DIY lesson:  When you have no manager, you have to make sure your time is manageable.

The Writer Is Not The Editor

It’s hard for me to think of a poem as finished.  Partly because I enjoy tweaking for specific audiences, updating references or changing due to changing attitudes.  I also enjoy adding spicy spontaneity.  But many times during the process, I wanted to change lines, sometimes for the best to make something clearer, often because I worried about the meaning of the scene.  But there’s got to a be a point where the show is the show because the script is the script.

DIY lesson:  Just because you have the ownership over the script doesn’t mean you can control the script.

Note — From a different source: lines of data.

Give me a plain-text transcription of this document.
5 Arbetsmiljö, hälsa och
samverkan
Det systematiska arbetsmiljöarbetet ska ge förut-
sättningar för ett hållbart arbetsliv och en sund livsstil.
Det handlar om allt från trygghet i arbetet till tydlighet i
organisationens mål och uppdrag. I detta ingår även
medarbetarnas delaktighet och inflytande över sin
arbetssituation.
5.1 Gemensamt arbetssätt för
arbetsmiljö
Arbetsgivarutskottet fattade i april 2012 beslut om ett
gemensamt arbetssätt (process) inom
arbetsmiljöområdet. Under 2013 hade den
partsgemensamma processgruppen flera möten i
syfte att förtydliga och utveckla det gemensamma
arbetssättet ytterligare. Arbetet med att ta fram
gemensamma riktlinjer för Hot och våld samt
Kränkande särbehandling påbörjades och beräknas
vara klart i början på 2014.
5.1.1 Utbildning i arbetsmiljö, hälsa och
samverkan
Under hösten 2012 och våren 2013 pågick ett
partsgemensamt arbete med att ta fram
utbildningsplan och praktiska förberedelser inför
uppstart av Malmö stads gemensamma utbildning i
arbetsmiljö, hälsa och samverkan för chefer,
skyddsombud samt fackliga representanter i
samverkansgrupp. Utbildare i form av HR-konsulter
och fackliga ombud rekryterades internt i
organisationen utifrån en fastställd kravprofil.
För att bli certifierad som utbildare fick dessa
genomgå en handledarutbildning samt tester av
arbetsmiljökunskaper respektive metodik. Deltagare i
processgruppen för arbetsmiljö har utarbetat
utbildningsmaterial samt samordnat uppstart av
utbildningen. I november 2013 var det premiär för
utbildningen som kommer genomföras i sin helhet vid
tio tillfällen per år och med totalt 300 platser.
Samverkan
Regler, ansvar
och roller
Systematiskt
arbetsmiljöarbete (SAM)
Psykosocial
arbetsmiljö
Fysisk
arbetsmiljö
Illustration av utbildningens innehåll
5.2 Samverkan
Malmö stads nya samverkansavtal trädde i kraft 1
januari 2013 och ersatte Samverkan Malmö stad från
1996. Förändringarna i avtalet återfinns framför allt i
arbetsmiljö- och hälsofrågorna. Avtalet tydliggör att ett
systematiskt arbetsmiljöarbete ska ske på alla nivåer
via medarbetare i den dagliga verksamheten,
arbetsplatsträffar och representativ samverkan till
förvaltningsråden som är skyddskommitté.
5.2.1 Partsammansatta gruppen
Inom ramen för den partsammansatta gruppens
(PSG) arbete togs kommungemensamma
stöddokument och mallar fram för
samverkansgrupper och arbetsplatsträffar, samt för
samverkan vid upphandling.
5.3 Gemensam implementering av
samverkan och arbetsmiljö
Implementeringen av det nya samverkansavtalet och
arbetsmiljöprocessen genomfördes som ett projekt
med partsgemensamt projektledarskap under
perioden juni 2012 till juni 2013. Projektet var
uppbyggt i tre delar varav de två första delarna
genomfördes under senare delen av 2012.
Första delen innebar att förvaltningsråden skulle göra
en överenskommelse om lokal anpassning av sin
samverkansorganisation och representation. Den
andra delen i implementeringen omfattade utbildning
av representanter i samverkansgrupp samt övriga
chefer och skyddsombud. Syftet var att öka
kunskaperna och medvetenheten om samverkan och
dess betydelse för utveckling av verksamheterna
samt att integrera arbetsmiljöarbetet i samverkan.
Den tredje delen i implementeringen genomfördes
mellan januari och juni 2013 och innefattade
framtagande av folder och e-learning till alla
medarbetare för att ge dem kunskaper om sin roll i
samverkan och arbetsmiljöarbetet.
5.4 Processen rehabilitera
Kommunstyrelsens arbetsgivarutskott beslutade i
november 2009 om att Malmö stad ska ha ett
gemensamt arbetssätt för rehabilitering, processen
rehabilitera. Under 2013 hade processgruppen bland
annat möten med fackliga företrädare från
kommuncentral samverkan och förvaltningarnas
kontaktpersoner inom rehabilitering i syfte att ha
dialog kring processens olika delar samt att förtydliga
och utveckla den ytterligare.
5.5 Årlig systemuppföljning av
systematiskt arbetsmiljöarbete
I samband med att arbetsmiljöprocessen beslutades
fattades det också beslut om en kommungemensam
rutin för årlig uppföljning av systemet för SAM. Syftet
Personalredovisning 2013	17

I Get By With A Little Help From My Friends

A solo show doesn’t necessarily mean you work alone.  A running gag has been the fact I’m an Only Child, and I don’t like sharing.  But I can’t express how much I love the bunch of people that offered their support.  Simon Bolly and Emily Rowan of Flora Greysteel for their advice on loop pedals, Jonny Gill for lending me equipment, John Holt Roberts for giving me some much-needed guitar lessons, for Hannah Davies, Dave Jarman and Jack Dean for coming into the rehearsals and watching a run.  To all the folks at York Theatre Royal, especially Juliet Forster, for their support.  For everyone that shared on social media, that came and everyone that couldn’t make it but wished me all their best.  Although, as an only child, I’m totally not prepared to share my toys, I would like to share my undying, eternal, unyielding and unending gratitude and hope I can return the favour somehow.

DIY lesson:  Punk is not, as Mr Lydon seems to think, about pissing people off.  It’s about building community.

Advertising your Marketing and Market your Adverts

I never studied publicity, I have just learnt it from doing gigs and events over the years, and I’ve far from perfected it.  My Facebook page has over 900 Likes, and the event I co-run, Say Owt, often sells between 60-90 tickets.  We plugged the show through these networks.  We had a feature in York Press, were in the York Lit Fest programme as well as the York Theatre Royal brochure.  We exit flyered punk shows, Josie Long and other York Lit events.  We didn’t get terrible audiences, but we could have done with more.  Was it the price (standard for theatre, not so much for poetry/music).  Was it the blurb?  Was it just too niche?  Things to think about.

DIY lesson:  It’s easy to be stuck inside your own world of punk, protest and dinosaurs, but you still need to make that madcap world accessible.

No Gods, No Masters, Yes To Quatermasters

On this project I worked with director Natalie Quatermass.  There’s no way in the 7 Hells that this show would even exist without Natalie’s ability to keep the cast on track (me) but also make sure the subject matter (kinda me) was heartfelt, well-paced, dynamic and had the true spirit of vital story-telling.  Natalie’s passion for making a strong, exiting piece of theatre is at the heart of this production.


DIY lesson:  Make work with your mates.